You must modify several of the queries before this will work. Because everyone's directory structures are different, you will need to define the directory of your source and destination files.

Begin by clicking on Test1C and then click Design. This should open the SQL View window. If it does not, select SQL View from the View Menu. You will find the following statement:

SELECT [F1 (CIF)], [F1 (CAT)], [F1 (CD)], [F1 (AMT)], [F1 (RM)]
FROM [Text;
FMT=Delimited;
HDR=NO;
CharacterSet=437;
DATABASE=C:\...\Desktop\ADO Delimited].Test1C.txt;

Change the Database Path to the appropriate location ofyour Test1C file. You do not have to enclose it in quotations or anything, even if there are spaces. Close the Query and save it.

Make the same changes to the Test2C Query as well.

Next, open the OutputJoin Query in Design View. Again, make sure you are using the SQL View window. The statement should look like:

SELECT [Test1C].[F1 (CIF)], [Test1C].[F1 (CAT)], [Test1C].[F1 (CD)], [Test1C].[F1 (AMT)], [Test1C].[F1 (RM)],
[Test2C].[F2 (CIF)], [Test2C].[F2 (CAT)], [Test2C].[F2 (CD)], [Test2C].[F2 (AMT)], [Test2C].[F2 (RM)],
([Test1C].[F1 (AMT)] - [Test2C].[F2 (AMT)]) AS [NET DIFFERENCE]
INTO [Text;
FMT=Delimited;
HDR=YES;
CharacterSet=437;
DATABASE=C:\...\Desktop\ADO Delimited].[Output].txt
FROM Test1C INNER JOIN Test2C ON [Test1C].[F1 (CIF)] = [Test2C].[F2 (CIF)]
WHERE ([Test1C].[F1 (AMT)] - [Test2C].[F2 (AMT)]) <> 0
ORDER BY [Test1C].[F1 (CIF)];

This time, change the Database Path to the directory that you want your final data written to. I used the same folder in the example. Close the Query and save it.


Executing the Queries.
In order to achieve the requested output of the two lists merged, with the difference calculated, click on the OutputJoin Query and then click Open. Access will prompt you with "You are about to run a make-table query that will modify data in your table." Click Yes. It will then ask you "You are about to paste XXXX row(s) into a new table." Click Yes again.

If you open the folder you told this Query to output to, you will find a new text file called Output.txt. This is a comma-delimited file containing only the information requested. This does not contain the Summary Information, though.
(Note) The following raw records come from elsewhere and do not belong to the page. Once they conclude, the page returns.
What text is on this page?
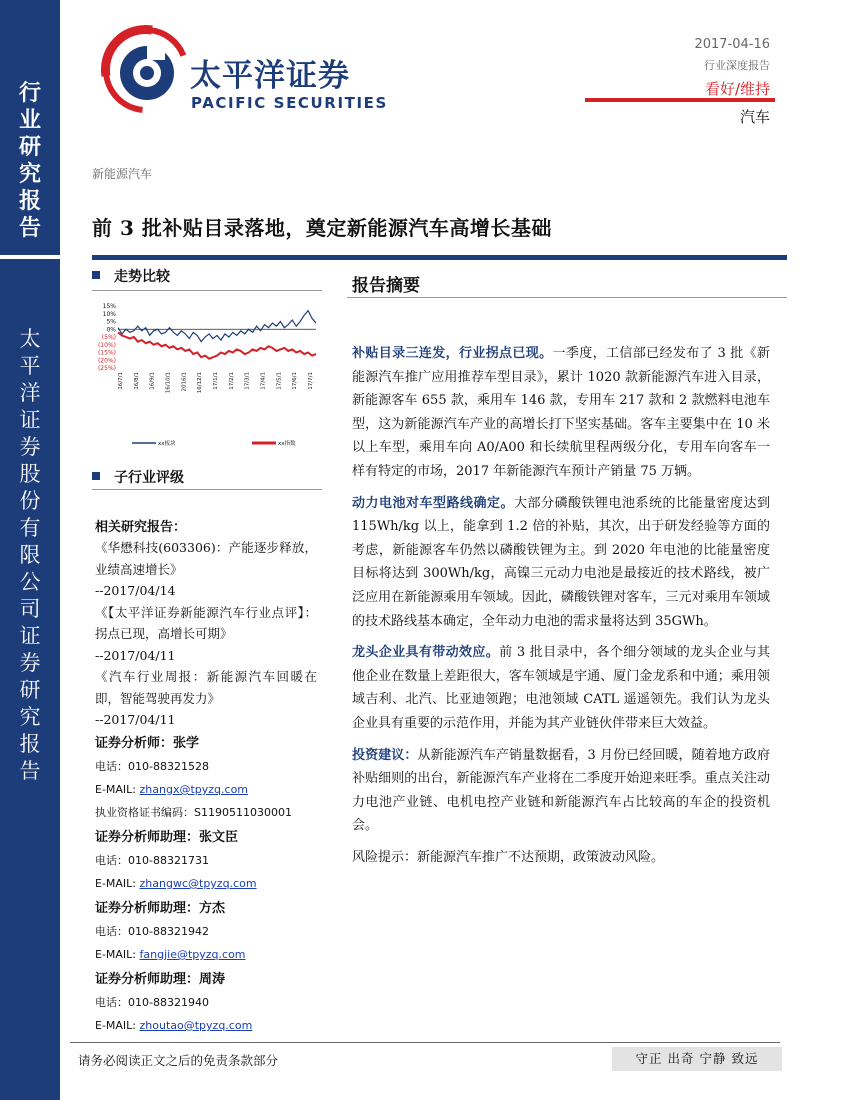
行
业
研
究
报
告
太
平
洋
证
券
股
份
有
限
公
司
证
券
研
究
报
告
太平洋证券
PACIFIC SECURITIES
2017-04-16
行业深度报告
看好/维持
汽车
新能源汽车
前 3 批补贴目录落地，奠定新能源汽车高增长基础
走势比较
15%
10%
5%
0%
(5%)
(10%)
(15%)
(20%)
(25%)
16/7/1 16/8/1 16/9/1 16/10/1 2016/1 16/12/1 17/1/1 17/2/1 17/3/1 17/4/1 17/5/1 17/6/1 17/7/1
xx板块	xx指数
子行业评级
相关研究报告：
《华懋科技(603306)：产能逐步释放，业绩高速增长》
--2017/04/14
《【太平洋证券新能源汽车行业点评】：拐点已现，高增长可期》
--2017/04/11
《汽车行业周报：新能源汽车回暖在即，智能驾驶再发力》
--2017/04/11
证券分析师：张学
电话：010-88321528
E-MAIL: zhangx@tpyzq.com
执业资格证书编码：S1190511030001
证券分析师助理：张文臣
电话：010-88321731
E-MAIL: zhangwc@tpyzq.com
证券分析师助理：方杰
电话：010-88321942
E-MAIL: fangjie@tpyzq.com
证券分析师助理：周涛
电话：010-88321940
E-MAIL: zhoutao@tpyzq.com
报告摘要

补贴目录三连发，行业拐点已现。一季度，工信部已经发布了 3 批《新能源汽车推广应用推荐车型目录》，累计 1020 款新能源汽车进入目录，新能源客车 655 款，乘用车 146 款，专用车 217 款和 2 款燃料电池车型，这为新能源汽车产业的高增长打下坚实基础。客车主要集中在 10 米以上车型，乘用车向 A0/A00 和长续航里程两级分化，专用车向客车一样有特定的市场，2017 年新能源汽车预计产销量 75 万辆。

动力电池对车型路线确定。大部分磷酸铁锂电池系统的比能量密度达到 115Wh/kg 以上，能拿到 1.2 倍的补贴，其次，出于研发经验等方面的考虑，新能源客车仍然以磷酸铁锂为主。到 2020 年电池的比能量密度目标将达到 300Wh/kg，高镍三元动力电池是最接近的技术路线，被广泛应用在新能源乘用车领域。因此，磷酸铁锂对客车，三元对乘用车领域的技术路线基本确定，全年动力电池的需求量将达到 35GWh。

龙头企业具有带动效应。前 3 批目录中，各个细分领域的龙头企业与其他企业在数量上差距很大，客车领域是宇通、厦门金龙系和中通；乘用领域吉利、北汽、比亚迪领跑；电池领域 CATL 遥遥领先。我们认为龙头企业具有重要的示范作用，并能为其产业链伙伴带来巨大效益。

投资建议：从新能源汽车产销量数据看，3 月份已经回暖，随着地方政府补贴细则的出台，新能源汽车产业将在二季度开始迎来旺季。重点关注动力电池产业链、电机电控产业链和新能源汽车占比较高的车企的投资机会。

风险提示：新能源汽车推广不达预期，政策波动风险。

请务必阅读正文之后的免责条款部分	守正 出奇 宁静 致远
To get the summary information, you will open CountTest1C, CountTest2C, SubTotals, and Totals. The names should be descriptive enough to give you an idea of their functions. This will give you the appropriate information requested.


Finalizing the Project
Now that all of the information has been collected, you must decide how you want to save and display. It should be very easy (especially with some of the code already provided) to open the appropriate Queries through Excel VBA and write them to the Spreadsheets. Your SQL Statements would look similar to:

SELECT * FROM [QueryName];



Notes:
Because of the prelimary design of the project, all of the Queries open both source files each time they are executed. In a final version, this would be inefficient. You can modify the Queries similar to OutputJoin so that it saves to an actual table. This will ultimately speed processing times.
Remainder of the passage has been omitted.